The operational woes for Southwest Airlines continue. Yesterday, the Dallas-based carrier cancelled 435 flights and delayed 1530, disrupting over half of its schedule. Already this morning delays and cancellations are ticking up and will get worse as the day progresses.
We’ve speculated about the root cause of these delays…I won’t do that again today beyond saying that I am more convinced than ever that vaccine resistance is one factor in this string of operational meltdowns, even if just a small one.
Instead, I want to focus on the second picture above. The Don’t Tread On Me flag, also known as the Gadsden Flag, dates back to the American Revolution. It is currently used as a symbol for limited government and has historically been used as a flag of resistance.
Without going down the inevitably controversial path of equivalencies and false equivalences, I just wish pilots would shut up and fly the plane. I get that politics are intertwined in so much of our lives and that the livelihood of many pilots who are resisting the vaccine mandate is now in question.
Yet I don’t think it is naive to ask pilots to step up above the fray and respect that there is a time and place for protest and it is not onboard the airplane. By all means, picket if you feel so inclined. View From the Wing discusses the work being done by Texas Governor Greg Abbott and the Texas Legislature to block vaccine mandates, which sets up a number of interesting legal questions.

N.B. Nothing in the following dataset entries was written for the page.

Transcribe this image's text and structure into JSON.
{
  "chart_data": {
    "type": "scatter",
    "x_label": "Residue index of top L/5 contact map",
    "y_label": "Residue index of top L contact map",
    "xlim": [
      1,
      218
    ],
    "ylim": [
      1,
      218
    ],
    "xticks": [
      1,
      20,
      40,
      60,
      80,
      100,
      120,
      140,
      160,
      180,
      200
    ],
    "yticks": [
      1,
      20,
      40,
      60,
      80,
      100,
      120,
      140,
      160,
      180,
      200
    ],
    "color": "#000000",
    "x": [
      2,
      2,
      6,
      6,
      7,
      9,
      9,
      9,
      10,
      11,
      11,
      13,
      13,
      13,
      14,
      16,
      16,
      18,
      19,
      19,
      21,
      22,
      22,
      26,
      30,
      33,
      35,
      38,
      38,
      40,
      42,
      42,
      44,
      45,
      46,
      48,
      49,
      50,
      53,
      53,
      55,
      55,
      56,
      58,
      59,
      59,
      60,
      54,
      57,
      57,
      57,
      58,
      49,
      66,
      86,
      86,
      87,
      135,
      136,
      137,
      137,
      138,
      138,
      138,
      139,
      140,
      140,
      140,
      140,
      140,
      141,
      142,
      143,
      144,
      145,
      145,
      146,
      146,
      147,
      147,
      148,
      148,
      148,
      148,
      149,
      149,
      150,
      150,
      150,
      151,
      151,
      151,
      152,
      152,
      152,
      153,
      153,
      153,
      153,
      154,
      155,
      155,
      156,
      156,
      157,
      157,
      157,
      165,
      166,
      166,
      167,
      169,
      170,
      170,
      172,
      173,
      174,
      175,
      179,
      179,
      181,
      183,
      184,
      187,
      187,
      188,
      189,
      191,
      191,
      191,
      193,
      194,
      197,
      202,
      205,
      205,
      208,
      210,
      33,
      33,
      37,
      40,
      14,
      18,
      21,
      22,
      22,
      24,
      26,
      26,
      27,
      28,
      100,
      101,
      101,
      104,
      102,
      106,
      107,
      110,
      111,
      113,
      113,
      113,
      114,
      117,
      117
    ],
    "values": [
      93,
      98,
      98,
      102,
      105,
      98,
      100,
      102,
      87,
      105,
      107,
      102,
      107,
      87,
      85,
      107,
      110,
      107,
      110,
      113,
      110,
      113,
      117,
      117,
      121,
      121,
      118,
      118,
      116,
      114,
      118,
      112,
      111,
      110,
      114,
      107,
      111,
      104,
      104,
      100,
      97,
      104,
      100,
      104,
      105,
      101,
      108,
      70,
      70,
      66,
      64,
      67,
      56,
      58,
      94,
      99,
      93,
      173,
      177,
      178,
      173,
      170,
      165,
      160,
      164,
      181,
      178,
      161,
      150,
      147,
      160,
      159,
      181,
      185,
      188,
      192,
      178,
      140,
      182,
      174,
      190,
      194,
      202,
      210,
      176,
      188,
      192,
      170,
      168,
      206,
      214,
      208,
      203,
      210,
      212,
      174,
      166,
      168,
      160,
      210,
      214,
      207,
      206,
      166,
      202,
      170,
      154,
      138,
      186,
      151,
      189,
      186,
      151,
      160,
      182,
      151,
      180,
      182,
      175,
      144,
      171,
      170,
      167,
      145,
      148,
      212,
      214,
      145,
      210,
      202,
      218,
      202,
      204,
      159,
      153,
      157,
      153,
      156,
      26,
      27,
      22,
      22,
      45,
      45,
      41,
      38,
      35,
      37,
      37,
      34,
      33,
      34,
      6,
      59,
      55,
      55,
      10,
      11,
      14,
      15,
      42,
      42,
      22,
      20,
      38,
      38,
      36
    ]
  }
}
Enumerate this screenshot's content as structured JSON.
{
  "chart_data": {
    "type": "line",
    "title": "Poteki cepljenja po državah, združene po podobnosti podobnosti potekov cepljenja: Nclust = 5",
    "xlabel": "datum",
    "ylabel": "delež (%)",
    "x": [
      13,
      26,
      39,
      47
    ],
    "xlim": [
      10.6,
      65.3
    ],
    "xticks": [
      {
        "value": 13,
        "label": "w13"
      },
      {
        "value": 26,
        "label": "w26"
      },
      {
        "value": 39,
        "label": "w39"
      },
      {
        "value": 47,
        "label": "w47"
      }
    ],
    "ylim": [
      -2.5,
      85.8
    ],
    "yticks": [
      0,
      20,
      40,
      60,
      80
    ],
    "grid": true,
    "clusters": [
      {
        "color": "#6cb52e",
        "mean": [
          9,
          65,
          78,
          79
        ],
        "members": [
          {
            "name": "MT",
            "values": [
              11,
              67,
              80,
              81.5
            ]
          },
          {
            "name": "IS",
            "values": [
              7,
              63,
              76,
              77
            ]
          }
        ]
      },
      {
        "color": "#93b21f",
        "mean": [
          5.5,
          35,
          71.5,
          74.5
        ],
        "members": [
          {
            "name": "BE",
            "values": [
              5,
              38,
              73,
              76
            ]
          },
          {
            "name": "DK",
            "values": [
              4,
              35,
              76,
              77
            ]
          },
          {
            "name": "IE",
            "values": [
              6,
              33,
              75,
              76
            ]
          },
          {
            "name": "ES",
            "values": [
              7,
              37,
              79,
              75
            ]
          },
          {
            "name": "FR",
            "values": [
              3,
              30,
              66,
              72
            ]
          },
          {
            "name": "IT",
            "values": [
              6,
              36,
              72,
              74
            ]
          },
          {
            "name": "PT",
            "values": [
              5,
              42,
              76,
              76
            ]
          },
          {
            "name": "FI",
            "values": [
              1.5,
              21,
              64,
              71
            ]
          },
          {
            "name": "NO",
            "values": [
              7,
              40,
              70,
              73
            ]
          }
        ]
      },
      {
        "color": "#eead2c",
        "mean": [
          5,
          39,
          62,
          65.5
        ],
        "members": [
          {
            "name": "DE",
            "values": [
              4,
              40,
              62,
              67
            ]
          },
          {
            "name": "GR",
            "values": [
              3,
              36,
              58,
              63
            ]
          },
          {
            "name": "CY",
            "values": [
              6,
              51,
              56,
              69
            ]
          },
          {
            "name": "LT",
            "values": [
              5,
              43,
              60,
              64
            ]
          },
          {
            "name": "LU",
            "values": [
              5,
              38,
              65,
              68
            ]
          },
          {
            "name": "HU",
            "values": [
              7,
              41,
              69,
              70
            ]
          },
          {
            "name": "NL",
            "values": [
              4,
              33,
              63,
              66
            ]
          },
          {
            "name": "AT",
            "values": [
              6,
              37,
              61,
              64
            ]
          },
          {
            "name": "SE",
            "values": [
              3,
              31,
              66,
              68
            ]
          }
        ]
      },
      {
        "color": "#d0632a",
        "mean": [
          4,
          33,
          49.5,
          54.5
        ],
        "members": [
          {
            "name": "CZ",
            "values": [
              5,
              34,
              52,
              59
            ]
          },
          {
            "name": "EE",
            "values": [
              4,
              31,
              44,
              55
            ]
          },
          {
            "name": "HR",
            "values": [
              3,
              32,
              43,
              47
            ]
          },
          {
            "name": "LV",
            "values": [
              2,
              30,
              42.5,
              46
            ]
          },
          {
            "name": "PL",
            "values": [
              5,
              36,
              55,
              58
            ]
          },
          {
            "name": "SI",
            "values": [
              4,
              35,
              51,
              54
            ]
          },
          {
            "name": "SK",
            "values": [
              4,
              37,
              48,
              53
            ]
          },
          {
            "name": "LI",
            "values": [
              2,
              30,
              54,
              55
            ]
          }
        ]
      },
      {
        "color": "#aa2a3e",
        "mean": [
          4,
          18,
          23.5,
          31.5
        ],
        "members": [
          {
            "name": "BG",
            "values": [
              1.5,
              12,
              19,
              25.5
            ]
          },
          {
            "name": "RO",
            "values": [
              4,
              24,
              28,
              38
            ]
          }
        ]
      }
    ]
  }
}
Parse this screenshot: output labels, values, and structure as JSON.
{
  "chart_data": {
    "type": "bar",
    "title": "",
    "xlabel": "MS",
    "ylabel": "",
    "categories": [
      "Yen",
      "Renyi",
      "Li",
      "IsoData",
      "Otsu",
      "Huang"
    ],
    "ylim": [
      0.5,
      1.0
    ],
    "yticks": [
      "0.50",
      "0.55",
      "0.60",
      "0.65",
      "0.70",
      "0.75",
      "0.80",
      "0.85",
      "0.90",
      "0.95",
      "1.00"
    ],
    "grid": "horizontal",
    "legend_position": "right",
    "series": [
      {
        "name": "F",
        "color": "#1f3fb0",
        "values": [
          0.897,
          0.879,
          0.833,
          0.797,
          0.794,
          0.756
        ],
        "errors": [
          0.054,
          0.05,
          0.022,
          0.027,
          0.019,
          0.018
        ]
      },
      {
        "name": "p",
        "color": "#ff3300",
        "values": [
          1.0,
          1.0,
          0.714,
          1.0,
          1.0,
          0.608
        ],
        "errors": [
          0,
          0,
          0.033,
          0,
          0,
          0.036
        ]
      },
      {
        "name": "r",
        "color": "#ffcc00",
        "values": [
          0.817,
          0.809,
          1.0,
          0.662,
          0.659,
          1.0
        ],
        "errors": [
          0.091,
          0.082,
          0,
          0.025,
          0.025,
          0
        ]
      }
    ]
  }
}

But I don’t want to see my pilots overtly supporting one side in a contentious political debate (and debates that should not be political), because they have a higher duty to protect the health and safety of everyone onboard. This isn’t a matter of being able to walk and chew gum at the same time, but of being impeccably professional, which means not engaging in any sort of resistance on the job which distracts from the primary mission.
The biggest problem at Southwest is its total lack of organization while simultaneously stretching itself far too thin. But I sense a resistance is forming that will only grow in the days ahead. Passengers on Southwest (and American Airlines) should expect flight disruptions leading up to the November 24th vaccine deadline and perhaps even more so after that date, as neither airline has the manpower to accommodate disruptions to flight operations. It’s going to get even messier.